Наряду с познавательной функцией у Овсянико-Куликовского акцентирована и фикциональная природа искусства. Но говорится о ней в миметических терминах, и потому противоречия снова неизбежны. Чехов показывает исключительно безвыходную и безотрадную жизнь, хотя на самом деле, говорит ученый, все не так мрачно, есть и светлые стороны. Но не следует указывать на это художнику: он имеет право на эксперимент. На самом деле «эксперимент», только что описанный Овсянико-Куликовским — выделение «чистого» качества — вовсе не отражение реальности, а фантастический мир, мир уродливых гипербол, ни в каком смысле не типичный, похожий на реальность по недоразумению, только потому, что в нем говорится о «людях» и «событиях». Это искусство, нарушающее аристотелевское «поэт говорит о возможном по вероятности или необходимости». Если быть последовательным, то речь должна бы идти не о двух видах типизации, а о чем-то противоположном социальной и физической действительности, достойном названия «эксперимент». Но до этого утверждения ученый не доходит. Все путает неопределенность понятия «действительность»: для Овсянико-Куликовского взгляд на мир, оценка — это тоже «действительность», психологическая реальность, и именно она изображается в тексте. А пессимизм — типичен. Остается только предположить, что Чехов изображает не только свой взгляд, а взгляд поколения, чтобы концепция вернулась в привычные рамки реалистических теорий. Дальше неизбежен разговор о проклятых 80-х годах или о прогрессе, в свете которого современный нормальный человек ненормален. Если Чехов осуждает нормальное (в смысле «принятое сейчас»), значит, у него есть идеалы, — и мы возвращаемся к логике Скабичевского в статье «Есть ли у г-на Чехова идеалы?».
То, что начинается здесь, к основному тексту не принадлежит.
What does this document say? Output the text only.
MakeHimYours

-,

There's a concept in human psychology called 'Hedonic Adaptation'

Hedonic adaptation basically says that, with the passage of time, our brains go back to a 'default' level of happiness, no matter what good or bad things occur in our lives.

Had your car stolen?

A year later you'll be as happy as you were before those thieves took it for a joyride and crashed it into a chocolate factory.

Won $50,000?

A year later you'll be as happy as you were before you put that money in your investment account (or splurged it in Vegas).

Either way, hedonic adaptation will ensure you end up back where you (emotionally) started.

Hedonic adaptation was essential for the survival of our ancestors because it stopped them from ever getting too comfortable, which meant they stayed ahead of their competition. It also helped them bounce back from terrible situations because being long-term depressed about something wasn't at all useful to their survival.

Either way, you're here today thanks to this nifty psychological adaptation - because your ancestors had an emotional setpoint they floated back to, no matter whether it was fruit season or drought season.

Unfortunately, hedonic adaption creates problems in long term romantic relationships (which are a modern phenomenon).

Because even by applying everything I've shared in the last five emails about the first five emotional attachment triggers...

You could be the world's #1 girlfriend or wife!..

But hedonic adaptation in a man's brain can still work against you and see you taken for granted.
Если не поддаваться этому соблазну, исключить словесную путаницу, смешивающую идеи, эмоции и вещи, то можно сказать: в статье Овсянико-Куликовского просматривается понимание специфики чеховской поэтики: изображение множественности отношений разных сознаний к объекту вместо самого объекта[127], при том что субъект этого отношения размыт и неопределенен (это не автор, не повествователь, не герои, а дискурс, который всех их вби- рает[128]). Это далеко не все, что характерно для Чехова, но это верно. И это окончательно подрывает метафору искусство/наука: может ли наука, пусть и экспериментальная, строиться на отношении к предмету исследования?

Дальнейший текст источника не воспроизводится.